Managing MCP Servers and Tools With Agentregistry OSS

Dev.to / 4/5/2026

💬 OpinionDeveloper Stack & InfrastructureTools & Practical Usage

Key Points

  • The article explains MCP (Model Context Protocol) as an Anthropic-originated standard for hosting tool servers that agents can call via JSON-RPC 2.0, reducing the need for agents to interact with many raw APIs directly.
  • It frames key operational concerns for MCP adoption—security, storage/location, and version control—and argues that an MCP registry can address these governance and reliability needs.
  • The post provides a hands-on setup guide for agentregistry OSS, including installing it via a script and starting it with a daemon command.
  • It notes that running agentregistry locally exposes a UI for managing the registry, enabling later use of registered MCP server tools within agents.

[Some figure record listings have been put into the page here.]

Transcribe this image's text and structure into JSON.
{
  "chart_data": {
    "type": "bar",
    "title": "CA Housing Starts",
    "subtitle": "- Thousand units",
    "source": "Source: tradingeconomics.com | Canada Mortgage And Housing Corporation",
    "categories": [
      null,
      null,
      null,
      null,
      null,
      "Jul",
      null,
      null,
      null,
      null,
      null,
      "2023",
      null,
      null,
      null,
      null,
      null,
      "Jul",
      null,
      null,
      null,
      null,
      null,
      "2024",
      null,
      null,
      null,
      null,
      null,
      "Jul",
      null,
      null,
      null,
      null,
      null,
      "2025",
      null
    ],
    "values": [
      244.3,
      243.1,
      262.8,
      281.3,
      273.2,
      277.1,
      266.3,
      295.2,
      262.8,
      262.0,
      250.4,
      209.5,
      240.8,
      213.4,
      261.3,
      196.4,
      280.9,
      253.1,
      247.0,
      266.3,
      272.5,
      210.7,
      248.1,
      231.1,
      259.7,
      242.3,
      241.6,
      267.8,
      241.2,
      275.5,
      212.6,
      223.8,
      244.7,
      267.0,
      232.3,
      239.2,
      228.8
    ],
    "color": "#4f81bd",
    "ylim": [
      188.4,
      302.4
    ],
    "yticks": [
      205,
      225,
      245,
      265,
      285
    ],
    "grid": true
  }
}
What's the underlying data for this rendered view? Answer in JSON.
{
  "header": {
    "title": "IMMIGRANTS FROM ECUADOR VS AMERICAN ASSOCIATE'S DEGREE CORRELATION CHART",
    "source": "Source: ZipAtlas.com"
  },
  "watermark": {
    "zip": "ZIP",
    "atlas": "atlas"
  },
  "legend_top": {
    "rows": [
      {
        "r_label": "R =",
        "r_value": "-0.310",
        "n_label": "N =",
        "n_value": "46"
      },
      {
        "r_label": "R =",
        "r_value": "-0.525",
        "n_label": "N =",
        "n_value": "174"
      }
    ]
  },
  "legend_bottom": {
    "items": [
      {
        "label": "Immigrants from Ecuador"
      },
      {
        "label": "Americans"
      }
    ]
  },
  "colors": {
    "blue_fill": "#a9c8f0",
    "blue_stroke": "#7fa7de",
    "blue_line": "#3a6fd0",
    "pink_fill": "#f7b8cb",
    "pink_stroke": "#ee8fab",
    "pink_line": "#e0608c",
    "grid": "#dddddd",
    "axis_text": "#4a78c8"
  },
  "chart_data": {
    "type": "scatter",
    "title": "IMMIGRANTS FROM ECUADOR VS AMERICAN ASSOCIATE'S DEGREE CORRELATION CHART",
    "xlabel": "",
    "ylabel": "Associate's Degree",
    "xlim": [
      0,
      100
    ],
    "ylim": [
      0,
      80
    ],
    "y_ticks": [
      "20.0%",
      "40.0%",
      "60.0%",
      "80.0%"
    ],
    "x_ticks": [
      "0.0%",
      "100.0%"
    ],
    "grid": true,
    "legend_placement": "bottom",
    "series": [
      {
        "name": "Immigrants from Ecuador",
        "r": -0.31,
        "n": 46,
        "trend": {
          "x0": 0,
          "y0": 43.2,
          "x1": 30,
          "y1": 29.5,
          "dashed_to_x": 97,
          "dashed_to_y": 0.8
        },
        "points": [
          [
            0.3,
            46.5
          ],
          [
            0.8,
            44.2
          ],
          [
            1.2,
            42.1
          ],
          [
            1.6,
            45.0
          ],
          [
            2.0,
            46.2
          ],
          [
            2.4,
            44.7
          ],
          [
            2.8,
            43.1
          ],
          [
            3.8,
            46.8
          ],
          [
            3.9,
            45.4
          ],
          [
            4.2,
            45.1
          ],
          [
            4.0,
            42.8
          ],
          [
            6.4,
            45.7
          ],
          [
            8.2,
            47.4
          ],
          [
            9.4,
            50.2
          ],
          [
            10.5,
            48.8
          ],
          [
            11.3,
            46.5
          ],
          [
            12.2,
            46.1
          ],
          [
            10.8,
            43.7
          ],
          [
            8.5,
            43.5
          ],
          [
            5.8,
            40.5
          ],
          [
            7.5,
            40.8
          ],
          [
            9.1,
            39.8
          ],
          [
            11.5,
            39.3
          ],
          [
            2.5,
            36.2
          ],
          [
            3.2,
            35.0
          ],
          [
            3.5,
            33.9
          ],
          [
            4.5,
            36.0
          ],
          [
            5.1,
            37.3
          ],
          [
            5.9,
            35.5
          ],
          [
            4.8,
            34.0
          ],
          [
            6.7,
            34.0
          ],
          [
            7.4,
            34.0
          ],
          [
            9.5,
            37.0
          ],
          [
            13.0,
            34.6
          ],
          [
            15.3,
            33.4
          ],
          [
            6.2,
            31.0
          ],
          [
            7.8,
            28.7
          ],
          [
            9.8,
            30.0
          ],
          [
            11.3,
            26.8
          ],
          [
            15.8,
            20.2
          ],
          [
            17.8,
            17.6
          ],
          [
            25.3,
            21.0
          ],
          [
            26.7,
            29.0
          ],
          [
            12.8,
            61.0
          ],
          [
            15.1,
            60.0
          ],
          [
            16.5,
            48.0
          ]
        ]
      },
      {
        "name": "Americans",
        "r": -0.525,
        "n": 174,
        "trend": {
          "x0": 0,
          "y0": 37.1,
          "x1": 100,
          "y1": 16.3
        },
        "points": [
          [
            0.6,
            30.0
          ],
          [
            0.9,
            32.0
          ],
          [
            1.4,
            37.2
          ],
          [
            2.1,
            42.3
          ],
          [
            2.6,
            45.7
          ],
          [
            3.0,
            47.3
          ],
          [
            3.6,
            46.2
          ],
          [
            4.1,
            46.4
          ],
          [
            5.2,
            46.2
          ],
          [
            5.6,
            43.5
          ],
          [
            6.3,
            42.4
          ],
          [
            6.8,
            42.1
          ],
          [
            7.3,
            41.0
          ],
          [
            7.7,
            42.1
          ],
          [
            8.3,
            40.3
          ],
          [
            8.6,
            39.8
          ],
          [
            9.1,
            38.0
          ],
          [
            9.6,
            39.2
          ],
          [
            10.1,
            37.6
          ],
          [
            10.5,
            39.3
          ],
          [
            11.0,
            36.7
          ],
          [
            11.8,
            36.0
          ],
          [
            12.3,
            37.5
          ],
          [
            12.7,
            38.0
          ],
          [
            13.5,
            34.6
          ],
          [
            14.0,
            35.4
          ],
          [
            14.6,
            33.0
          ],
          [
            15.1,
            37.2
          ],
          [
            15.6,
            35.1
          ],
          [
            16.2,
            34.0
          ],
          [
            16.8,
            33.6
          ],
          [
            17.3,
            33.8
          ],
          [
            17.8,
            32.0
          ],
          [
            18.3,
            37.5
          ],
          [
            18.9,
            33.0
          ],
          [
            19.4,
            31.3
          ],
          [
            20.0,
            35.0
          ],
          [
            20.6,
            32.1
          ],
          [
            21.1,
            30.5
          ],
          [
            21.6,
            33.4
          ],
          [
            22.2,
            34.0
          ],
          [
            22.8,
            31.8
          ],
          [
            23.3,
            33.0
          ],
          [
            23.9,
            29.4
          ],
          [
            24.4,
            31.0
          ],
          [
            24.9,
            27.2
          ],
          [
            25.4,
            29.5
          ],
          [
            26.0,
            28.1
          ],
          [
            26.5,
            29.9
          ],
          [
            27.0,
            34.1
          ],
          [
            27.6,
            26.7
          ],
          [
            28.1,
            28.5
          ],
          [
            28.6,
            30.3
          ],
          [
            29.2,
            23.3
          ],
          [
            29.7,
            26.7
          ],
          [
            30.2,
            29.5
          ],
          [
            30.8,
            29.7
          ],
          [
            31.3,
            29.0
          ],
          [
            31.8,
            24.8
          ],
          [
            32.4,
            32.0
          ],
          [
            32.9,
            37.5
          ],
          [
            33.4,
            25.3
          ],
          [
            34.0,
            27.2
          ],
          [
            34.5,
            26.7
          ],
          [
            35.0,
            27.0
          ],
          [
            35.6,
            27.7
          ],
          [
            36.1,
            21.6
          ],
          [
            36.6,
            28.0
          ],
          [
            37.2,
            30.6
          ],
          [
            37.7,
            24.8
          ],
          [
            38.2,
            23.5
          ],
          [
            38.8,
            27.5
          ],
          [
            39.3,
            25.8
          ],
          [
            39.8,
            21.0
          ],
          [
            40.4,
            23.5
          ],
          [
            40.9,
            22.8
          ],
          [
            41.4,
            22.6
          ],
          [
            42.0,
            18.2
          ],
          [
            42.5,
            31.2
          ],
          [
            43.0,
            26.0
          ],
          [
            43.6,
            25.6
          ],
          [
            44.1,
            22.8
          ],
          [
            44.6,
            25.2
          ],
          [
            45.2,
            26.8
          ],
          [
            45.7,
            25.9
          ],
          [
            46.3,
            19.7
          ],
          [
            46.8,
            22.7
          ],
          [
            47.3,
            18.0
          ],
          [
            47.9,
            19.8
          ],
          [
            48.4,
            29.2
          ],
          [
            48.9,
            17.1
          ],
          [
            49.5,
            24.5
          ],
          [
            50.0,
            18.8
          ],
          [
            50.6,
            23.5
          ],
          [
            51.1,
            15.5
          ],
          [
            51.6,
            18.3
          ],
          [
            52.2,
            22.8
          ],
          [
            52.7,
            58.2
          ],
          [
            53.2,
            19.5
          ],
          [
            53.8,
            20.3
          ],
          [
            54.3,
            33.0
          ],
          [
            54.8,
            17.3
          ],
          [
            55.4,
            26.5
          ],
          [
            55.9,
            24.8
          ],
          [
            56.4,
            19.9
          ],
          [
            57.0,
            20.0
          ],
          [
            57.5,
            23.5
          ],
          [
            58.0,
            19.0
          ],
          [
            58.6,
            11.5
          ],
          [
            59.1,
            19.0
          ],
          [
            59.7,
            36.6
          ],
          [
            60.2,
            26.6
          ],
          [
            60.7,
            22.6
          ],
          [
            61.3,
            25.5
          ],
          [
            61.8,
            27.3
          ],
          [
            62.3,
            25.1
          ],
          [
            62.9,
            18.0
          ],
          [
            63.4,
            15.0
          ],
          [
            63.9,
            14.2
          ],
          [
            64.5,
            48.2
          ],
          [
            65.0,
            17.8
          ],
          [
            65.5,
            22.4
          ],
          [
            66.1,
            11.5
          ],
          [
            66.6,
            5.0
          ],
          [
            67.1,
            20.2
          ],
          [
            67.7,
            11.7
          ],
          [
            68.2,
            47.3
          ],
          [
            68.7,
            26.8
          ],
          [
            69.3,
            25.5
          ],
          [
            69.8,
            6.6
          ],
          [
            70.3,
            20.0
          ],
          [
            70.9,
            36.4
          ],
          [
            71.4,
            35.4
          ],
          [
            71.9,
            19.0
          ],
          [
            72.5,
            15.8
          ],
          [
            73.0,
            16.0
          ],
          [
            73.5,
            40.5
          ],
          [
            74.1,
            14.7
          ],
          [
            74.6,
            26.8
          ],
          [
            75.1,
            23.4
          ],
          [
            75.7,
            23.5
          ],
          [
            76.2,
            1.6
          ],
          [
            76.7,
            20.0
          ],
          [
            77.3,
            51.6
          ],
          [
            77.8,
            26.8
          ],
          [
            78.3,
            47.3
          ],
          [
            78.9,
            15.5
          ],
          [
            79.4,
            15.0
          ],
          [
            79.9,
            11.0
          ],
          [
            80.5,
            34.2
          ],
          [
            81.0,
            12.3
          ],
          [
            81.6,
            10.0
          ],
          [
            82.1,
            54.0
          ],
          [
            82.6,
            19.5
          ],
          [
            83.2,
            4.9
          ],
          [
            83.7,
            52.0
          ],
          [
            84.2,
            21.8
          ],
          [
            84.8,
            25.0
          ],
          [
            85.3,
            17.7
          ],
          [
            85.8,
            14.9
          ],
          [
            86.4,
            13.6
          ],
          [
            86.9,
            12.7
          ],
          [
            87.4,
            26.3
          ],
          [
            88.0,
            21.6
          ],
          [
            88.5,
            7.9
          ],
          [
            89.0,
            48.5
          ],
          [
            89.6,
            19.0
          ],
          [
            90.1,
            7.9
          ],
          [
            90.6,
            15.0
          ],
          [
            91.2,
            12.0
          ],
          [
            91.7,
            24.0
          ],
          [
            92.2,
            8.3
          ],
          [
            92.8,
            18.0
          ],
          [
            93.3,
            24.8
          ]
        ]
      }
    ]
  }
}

Three big topics when it comes to MCP:

  1. How do you know the MCP Server is secure?
  2. Where is it stored?
  3. Is it version-controlled, or can anyone just change it at any time?

And that's where having an MCP registry comes into play.

In this blog post, you'll learn how to securely store your MCP Server, and it's available tools to be used later within your Agents.

Quick Recap: What Is MCP?

Model Context Protocol (MCP) is a spec/standard created by and open-sourced Anthropic. The goal of MCP is to have a server that hosts tools, and these tools are able to implement certain functionality for what you're working on. For example, you can use a Kubernetes MCP Server that can do everything from list/describe/log Pods and deploy objects to Kubernetes. MCP uses JSON-RPC 2.0 for it's communication layer underneath the hood for communication between an Agent (the client) and MCP tools (hosted on the server).

The "Is MCP Dead" Debate

I was at MCPDevSummit in NY this week, and I caught a keynote that explained the need for MCP Server tools pretty nicely from a theoretical perspective. Right now, it may be easier for Agents to talk to MCP Server tools vs having them talk tens or hundreds of APIs directly. The reason why is that it's simpler for an Agent to call a tool and have that tool (because a tool, underneath the hood, is simply a function/method) call the APIs instead. What this could come down to is less tokens used and less context bloat, along with hopefully, better results.

Configuring Agentregistry Locally

With an understanding of what MCP is at a high level, let's dive into the hands-on portion of this blog post. In this section, you'll get agentregistry deployed, which takes around 30 seconds.

  1. Pull down the latest version of agentregistry.
curl -fsSL https://raw.githubusercontent.com/agentregistry-dev/agentregistry/main/scripts/get-arctl | bash
  1. Run the following command, which starts the agentregistry daemon.
 arctl daemon start

You'll see an output similar to the following:

Starting agentregistry daemon...
✓ agentregistry daemon started successfully
  1. Open Docker and you'll see agentregistry running along with a link you can click to reach the UI.

You should now see the agentregistry UI.

Sidenote: if you have a remote registry, you can connect to it with the following:

arctl --registry-url http://YOUR-HOST:12121 version

Adding An MCP Server To Agentregistry

With agentregistry deployed, you can now add an MCP Server to the registry to ensure it's stored and secured. For testing purposes, lets use the filesystem MCP Server that's stored on GitHub.

  1. Using arctl mcp publish, you'll pass in the following flags.
    1. MCP Server: server-filesystem
    2. Type: NPM
    3. Version: 0.6.3
arctl mcp publish io.github.modelcontextprotocol/server-filesystem --type npm --package-id
  @modelcontextprotocol/server-filesystem --version 0.6.3 --description 'MCP server for filesystem access' --git
  https://github.com/modelcontextprotocol/servers.git -v

The MCP Server will now show in your registry.


You can also add your MCP Server via the UI.

  1. Click the purple + Add button and choose Server.

  1. Add in the details about your MCP Server.

Conclusion

Having a safe, secure, and reliable place to store something as prone to security incidents as MCP Servers is key to creating a proper posture for you and your organization when using AI. This is why agentregistry can also be used to store Agent Skills and prompts. Because the majority of what you're using is either a function/method (an MCP Server tool) or .MD files/text files, shadow AI can easily occur.